Intervention de Sébastien Lecornu

Réunion du mercredi 22 novembre 2017 à 9h05
Commission du développement durable et de l'aménagement du territoire

Sébastien Lecornu, secrétaire d'État auprès du ministre d'État, ministre chargé de la transition écologique et solidaire :

Madame Maillart-Méhaignerie, il y a beaucoup de questions à l'intérieur de votre question… Vous m'interrogez sur l'acceptabilité des projets ; je prendrai le cas du Grenelle de l'environnement dont on vient de fêter les dix ans : s'il y a bien une méthodologie qui a permis de mettre tout le monde autour de la table et d'aboutir à un consensus, c'est bien le Grenelle de l'environnement. Quelque chose qui a été faisable au niveau national doit l'être au plan local. Comme je l'ai déjà dit, il faut associer tout le monde en amont pour éviter de se heurter ensuite à des problèmes et des contentieux, comme c'est le cas avec les éoliennes.

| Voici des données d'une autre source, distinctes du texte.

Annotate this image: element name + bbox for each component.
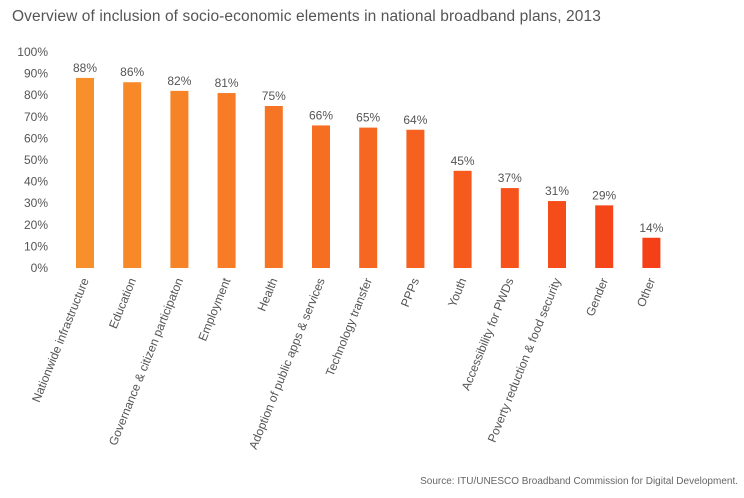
bar <box>217 93 236 268</box>
bar <box>500 188 519 268</box>
y-tick-label: 0% <box>31 261 49 275</box>
category-label: Health <box>255 276 281 313</box>
data-label: 31% <box>545 184 569 198</box>
data-label: 14% <box>639 221 663 235</box>
bar <box>170 90 189 268</box>
data-label: 81% <box>215 76 239 90</box>
bar <box>642 237 661 268</box>
category-label: Education <box>106 276 139 331</box>
y-tick-label: 90% <box>24 67 48 81</box>
bar <box>453 170 472 268</box>
bars <box>76 77 661 269</box>
bar <box>406 129 425 268</box>
data-label: 65% <box>356 111 380 125</box>
y-tick-label: 30% <box>24 196 48 210</box>
data-label: 64% <box>403 113 427 127</box>
data-label: 75% <box>262 89 286 103</box>
x-axis: Nationwide infrastructure EducationGovern… <box>29 275 658 451</box>
y-tick-label: 100% <box>17 45 48 59</box>
bar <box>264 106 283 268</box>
category-label: Accessibility for PWDs <box>459 276 517 393</box>
y-tick-label: 60% <box>24 131 48 145</box>
category-label: Gender <box>583 276 611 318</box>
bar-chart: 0% 10% 20% 30% 40% 50% 60% 70% 80% 90% 100% 88% 86%… <box>17 45 664 451</box>
y-tick-label: 70% <box>24 110 48 124</box>
category-label: Nationwide infrastructure <box>29 276 92 405</box>
data-label: 86% <box>120 65 144 79</box>
y-tick-label: 20% <box>24 218 48 232</box>
data-label: 82% <box>167 74 191 88</box>
bar <box>312 125 330 268</box>
y-tick-label: 80% <box>24 88 48 102</box>
bar <box>548 201 566 268</box>
data-label: 88% <box>73 61 97 75</box>
bar <box>359 127 378 268</box>
bar <box>123 82 142 269</box>
data-label: 45% <box>451 154 475 168</box>
category-label: Other <box>634 276 658 309</box>
source-note: Source: ITU/UNESCO Broadband Commission … <box>420 476 738 487</box>
y-tick-label: 10% <box>24 239 48 253</box>
chart-title: Overview of inclusion of socio-economic … <box>12 8 601 25</box>
category-label: Technology transfer <box>323 276 375 378</box>
y-tick-label: 50% <box>24 153 48 167</box>
data-label: 29% <box>592 188 616 202</box>
data-label: 37% <box>498 171 522 185</box>
category-label: Employment <box>195 275 233 343</box>
bar <box>595 205 614 268</box>
category-label: PPPs <box>398 276 422 309</box>
y-tick-label: 40% <box>24 175 48 189</box>
data-labels: 88% 86% 82% 81% 75% 66% 65% 64% 45% 37% 31% 29% 14% <box>73 61 664 235</box>
category-label: Youth <box>445 276 469 309</box>
data-label: 66% <box>309 108 333 122</box>
y-axis: 0% 10% 20% 30% 40% 50% 60% 70% 80% 90% 100% <box>17 45 48 275</box>
bar <box>76 77 94 268</box>
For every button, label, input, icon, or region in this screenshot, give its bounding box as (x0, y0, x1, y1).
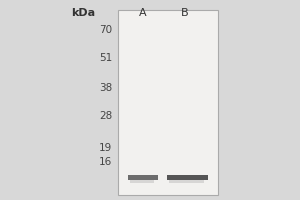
Text: 16: 16 (99, 157, 112, 167)
Bar (169, 180, 204, 183)
Text: 70: 70 (99, 25, 112, 35)
Text: 19: 19 (99, 143, 112, 153)
Bar (130, 180, 154, 183)
Bar (128, 175, 158, 180)
Text: kDa: kDa (71, 8, 95, 18)
Text: B: B (181, 8, 189, 18)
Text: 38: 38 (99, 83, 112, 93)
Bar (118, 10, 218, 195)
Text: 51: 51 (99, 53, 112, 63)
Text: A: A (139, 8, 147, 18)
Text: 28: 28 (99, 111, 112, 121)
Bar (167, 175, 208, 180)
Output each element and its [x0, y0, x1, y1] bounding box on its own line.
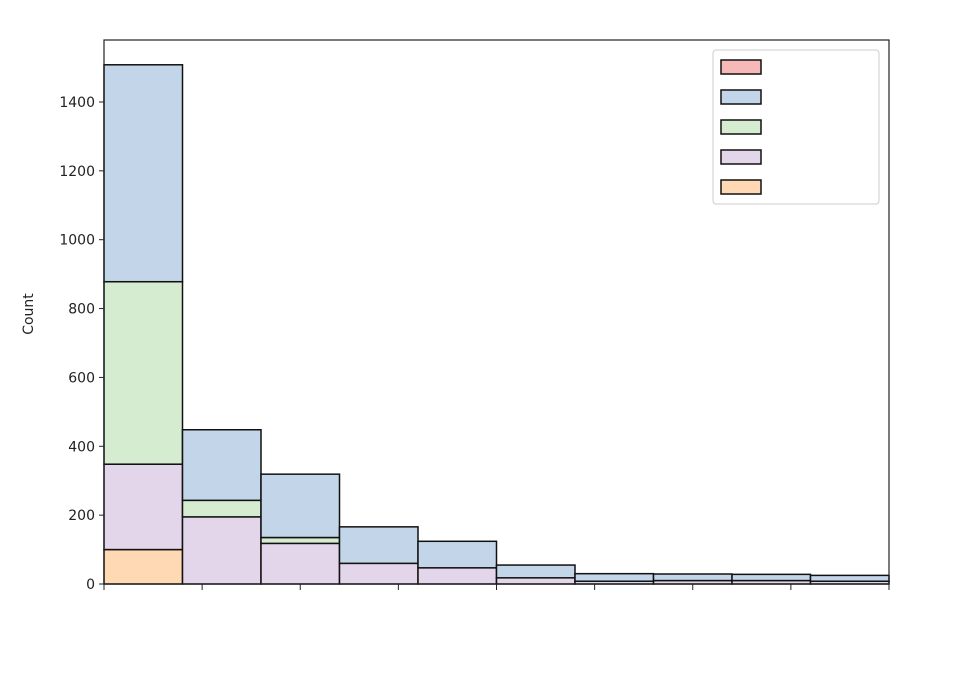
- y-tick-label: 1000: [59, 233, 95, 249]
- legend-swatch: [720, 149, 762, 165]
- histogram-bar: [103, 64, 184, 283]
- histogram-bar: [417, 540, 498, 569]
- y-tick-label: 800: [68, 302, 95, 318]
- legend-swatch: [720, 59, 762, 75]
- histogram-bar: [495, 564, 576, 579]
- legend: [712, 49, 880, 205]
- x-axis: [103, 584, 890, 590]
- legend-swatch: [720, 89, 762, 105]
- legend-swatch: [720, 179, 762, 195]
- bars-layer: [103, 64, 890, 585]
- y-tick-label: 1200: [59, 164, 95, 180]
- histogram-bar: [103, 280, 184, 465]
- histogram-bar: [495, 577, 576, 585]
- y-tick-label: 400: [68, 439, 95, 455]
- histogram-bar: [652, 573, 733, 582]
- y-tick-label: 0: [86, 577, 95, 593]
- y-axis: 0 200 400 600 800 1000 1200 1400: [59, 95, 104, 593]
- histogram-bar: [181, 516, 262, 585]
- histogram-bar: [731, 573, 812, 582]
- legend-swatch: [720, 119, 762, 135]
- histogram-bar: [574, 572, 655, 582]
- histogram-bar: [417, 567, 498, 585]
- y-axis-label: Count: [21, 293, 37, 335]
- legend-frame: [712, 49, 880, 205]
- histogram-bar: [181, 499, 262, 518]
- histogram-bar: [260, 536, 341, 545]
- histogram-bar: [181, 429, 262, 502]
- y-tick-label: 200: [68, 508, 95, 524]
- histogram-bar: [260, 542, 341, 585]
- y-tick-label: 1400: [59, 95, 95, 111]
- histogram-bar: [103, 548, 184, 585]
- histogram-bar: [260, 473, 341, 539]
- histogram-bar: [338, 562, 419, 585]
- histogram-bar: [103, 463, 184, 551]
- histogram-bar: [338, 526, 419, 565]
- histogram-bar: [809, 574, 890, 582]
- y-tick-label: 600: [68, 370, 95, 386]
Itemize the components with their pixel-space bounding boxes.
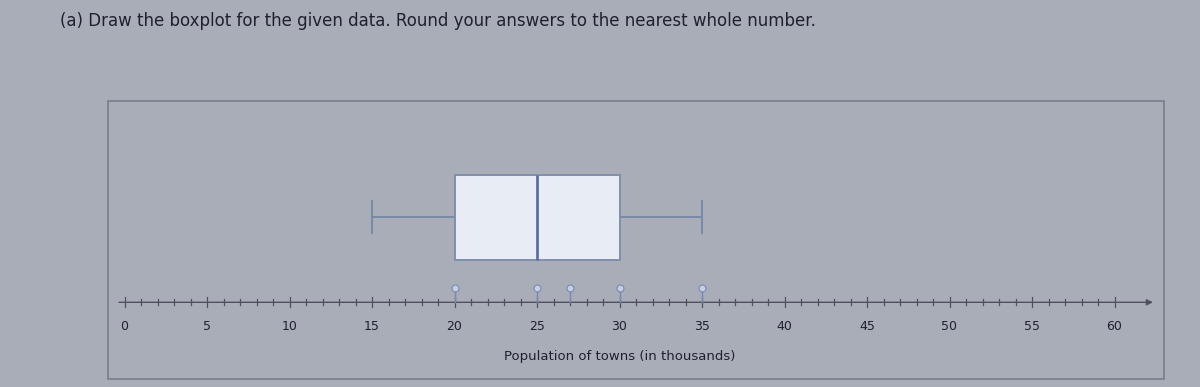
Text: 40: 40: [776, 320, 792, 332]
Text: Population of towns (in thousands): Population of towns (in thousands): [504, 350, 736, 363]
Text: 5: 5: [203, 320, 211, 332]
Text: 45: 45: [859, 320, 875, 332]
Bar: [455, 175, 619, 260]
Text: 35: 35: [694, 320, 710, 332]
Text: 55: 55: [1024, 320, 1040, 332]
Text: 10: 10: [282, 320, 298, 332]
Text: 50: 50: [942, 320, 958, 332]
Text: 0: 0: [120, 320, 128, 332]
Text: (a) Draw the boxplot for the given data. Round your answers to the nearest whole: (a) Draw the boxplot for the given data.…: [60, 12, 816, 30]
Text: 30: 30: [612, 320, 628, 332]
Text: 25: 25: [529, 320, 545, 332]
Text: 15: 15: [364, 320, 380, 332]
Text: 60: 60: [1106, 320, 1122, 332]
Text: 20: 20: [446, 320, 462, 332]
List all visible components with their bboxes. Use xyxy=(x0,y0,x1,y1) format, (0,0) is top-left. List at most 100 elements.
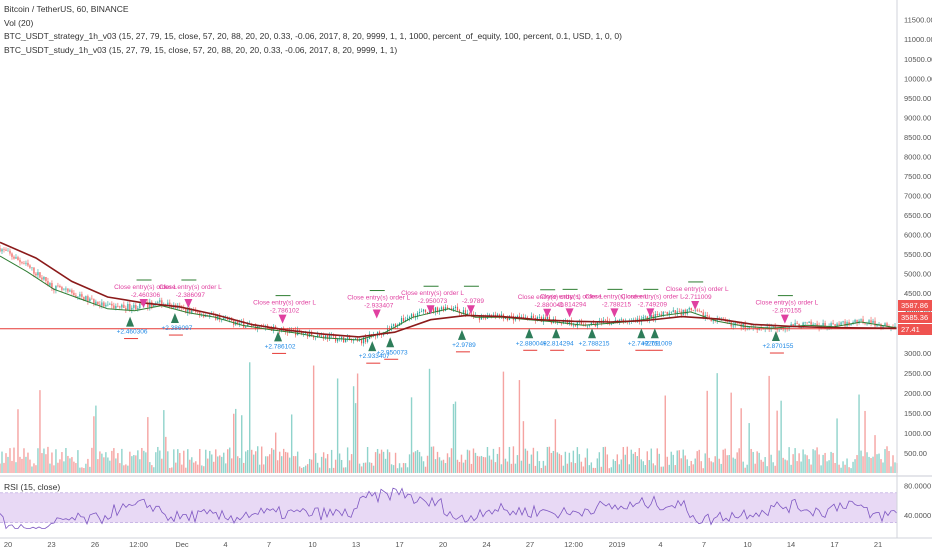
exit-arrow xyxy=(565,308,574,318)
candle-body xyxy=(456,306,459,311)
price-tick-label: 11500.00 xyxy=(904,16,932,25)
candle-body xyxy=(812,324,814,325)
volume-bar xyxy=(336,378,339,473)
volume-bar xyxy=(514,463,517,473)
volume-bar xyxy=(856,455,858,473)
volume-bar xyxy=(746,464,748,473)
moving-averages xyxy=(0,241,898,341)
candle-body xyxy=(21,262,23,264)
volume-bar xyxy=(884,449,886,473)
study-legend[interactable]: BTC_USDT_study_1h_v03 (15, 27, 79, 15, c… xyxy=(4,45,398,55)
candle-body xyxy=(796,322,798,324)
volume-bar xyxy=(17,409,19,473)
candle-body xyxy=(532,315,535,318)
volume-bar xyxy=(342,467,345,473)
volume-bar xyxy=(286,452,289,473)
volume-bar xyxy=(394,452,397,473)
volume-bar xyxy=(428,368,431,473)
candle-body xyxy=(345,338,347,343)
candle-body xyxy=(610,323,612,325)
long-entry-label: +2.950073 xyxy=(377,349,408,356)
volume-bar xyxy=(129,451,131,473)
volume-legend[interactable]: Vol (20) xyxy=(4,18,34,28)
price-tick-label: 8000.00 xyxy=(904,152,931,161)
volume-bar xyxy=(127,465,129,473)
volume-bar xyxy=(9,448,11,473)
candle-body xyxy=(355,338,357,340)
volume-bar xyxy=(736,452,738,473)
time-tick-label: 2019 xyxy=(609,540,626,549)
volume-bar xyxy=(498,447,501,473)
volume-bar xyxy=(420,456,423,473)
candle-body xyxy=(544,317,546,320)
candle-body xyxy=(856,320,858,324)
candle-body xyxy=(810,321,812,325)
candle-body xyxy=(644,316,646,318)
volume-bar xyxy=(418,451,421,473)
volume-bar xyxy=(141,447,143,473)
volume-bar xyxy=(171,467,173,473)
candle-body xyxy=(834,324,836,327)
time-tick-label: 4 xyxy=(223,540,227,549)
candle-body xyxy=(694,309,696,311)
volume-bar xyxy=(588,465,591,473)
price-axis[interactable]: 11500.00 11000.00 10500.00 10000.00 9500.00 9… xyxy=(896,0,932,538)
candle-body xyxy=(19,259,21,263)
strategy-legend[interactable]: BTC_USDT_strategy_1h_v03 (15, 27, 79, 15… xyxy=(4,31,622,41)
candle-body xyxy=(117,305,119,307)
candle-body xyxy=(842,321,844,323)
volume-bar xyxy=(740,408,742,473)
candle-body xyxy=(668,312,670,315)
time-tick-label: Dec xyxy=(175,540,189,549)
candle-body xyxy=(488,314,491,316)
long-entry-arrow xyxy=(170,313,179,324)
volume-bar xyxy=(179,452,181,473)
volume-bar xyxy=(548,446,551,473)
candle-body xyxy=(886,323,888,327)
volume-bar xyxy=(780,400,782,473)
candle-body xyxy=(15,257,17,259)
volume-bar xyxy=(414,451,417,473)
volume-bar xyxy=(812,449,814,473)
exit-value-label: -2.460306 xyxy=(131,292,161,299)
candle-body xyxy=(570,320,572,326)
volume-bar xyxy=(664,395,666,473)
volume-bar xyxy=(31,466,33,473)
candle-body xyxy=(13,256,15,259)
price-tick-label: 5000.00 xyxy=(904,270,931,279)
volume-bar xyxy=(762,461,764,473)
exit-arrow xyxy=(543,308,552,318)
time-tick-label: 12:00 xyxy=(564,540,583,549)
volume-bar xyxy=(718,458,720,473)
candle-body xyxy=(642,317,644,319)
candle-body xyxy=(788,326,790,329)
volume-bar xyxy=(656,448,658,473)
candle-body xyxy=(566,320,568,325)
volume-bar xyxy=(360,466,363,473)
volume-bar xyxy=(121,448,123,473)
time-tick-label: 20 xyxy=(439,540,447,549)
volume-bar xyxy=(586,448,589,473)
volume-bar xyxy=(426,455,429,473)
volume-bar xyxy=(584,457,587,473)
volume-bar xyxy=(774,465,776,473)
candle-body xyxy=(85,296,87,301)
volume-bar xyxy=(322,452,325,473)
volume-tick-label: 2000.00 xyxy=(904,389,931,398)
volume-bar xyxy=(554,419,557,473)
volume-bar xyxy=(348,460,351,473)
volume-bar xyxy=(378,453,381,473)
rsi-legend[interactable]: RSI (15, close) xyxy=(4,482,61,492)
volume-bar xyxy=(760,459,762,473)
volume-bar xyxy=(880,459,882,473)
time-axis[interactable]: 20 23 26 12:00 Dec 4 7 10 13 17 20 24 27 12:00 2019 4 7 1… xyxy=(0,537,932,549)
volume-bar xyxy=(350,454,353,473)
candle-body xyxy=(702,312,704,319)
candle-body xyxy=(149,301,151,308)
volume-bar xyxy=(153,467,155,473)
volume-bar xyxy=(89,466,91,473)
volume-bar xyxy=(454,401,457,473)
volume-bar xyxy=(5,453,7,473)
volume-bar xyxy=(241,415,243,473)
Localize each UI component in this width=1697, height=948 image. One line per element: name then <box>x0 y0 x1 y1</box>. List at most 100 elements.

Vous m'interrogez également sur la liaison entre les TEPCV et les territoires d'expérimentation des contrats de transition écologique. Comme pour l'Agenda 21 et les PCAET, il n'y a pas de lien en tant que tel au sens juridique, mais il est évident que des territoires qui ont déjà mis de l'argent, des moyens et de l'ingénierie dans du diagnostic, dans des débuts d'action ou au contraire n'ont pas pu financer certaines actions, pourront se servir des contrats pour les faire repartir. Une innovation pousse l'autre ; nous avons connu les mêmes mutations dans le domaine de l'urbanisme.

La simplification des procédures fait partie des enjeux de travail du Parlement. Plusieurs pistes sont sur la table, comme la question des seuils, de l'octroi de dérogations, des objectifs de résultat, ou encore une autorisation a posteriori plutôt qu'a priori, avec un inspecteur de la direction régionale de l'environnement, de l'aménagement et du logement (DREAL) accompagnant, dans la mesure du possible, les choses au quotidien.

Monsieur Bony, je vous renvoie à la réponse que j'ai faite tout à l'heure sur la circulaire envoyée aux préfets par le ministre Nicolas Hulot.

Madame Lasserre-David, vous m'interrogez sur l'impact qu'aura la future loi sur l'interdiction de l'exploitation des hydrocarbures dans les territoires ; il faudra se pencher sur cette question dans le temps et la tranquillité. Je ne serais pas honnête, vis-à-vis par exemple de M. Hubert Wulfranc ou d'autres députés concernés par la question automobile, si l'on ne regardait pas la situation dans leur territoire. Vous me demandez si votre territoire bénéficiera l'année prochaine d'un contrat de transition écologique : je ne le sais pas. À la question de savoir si votre territoire fait partie de la cible pour avoir un contrat, la réponse est oui. Il faut aussi discuter avec les industriels qui font de l'exploration et de l'exploitation des gisements hydrocarbures pour savoir comment eux-mêmes envisagent les mutations.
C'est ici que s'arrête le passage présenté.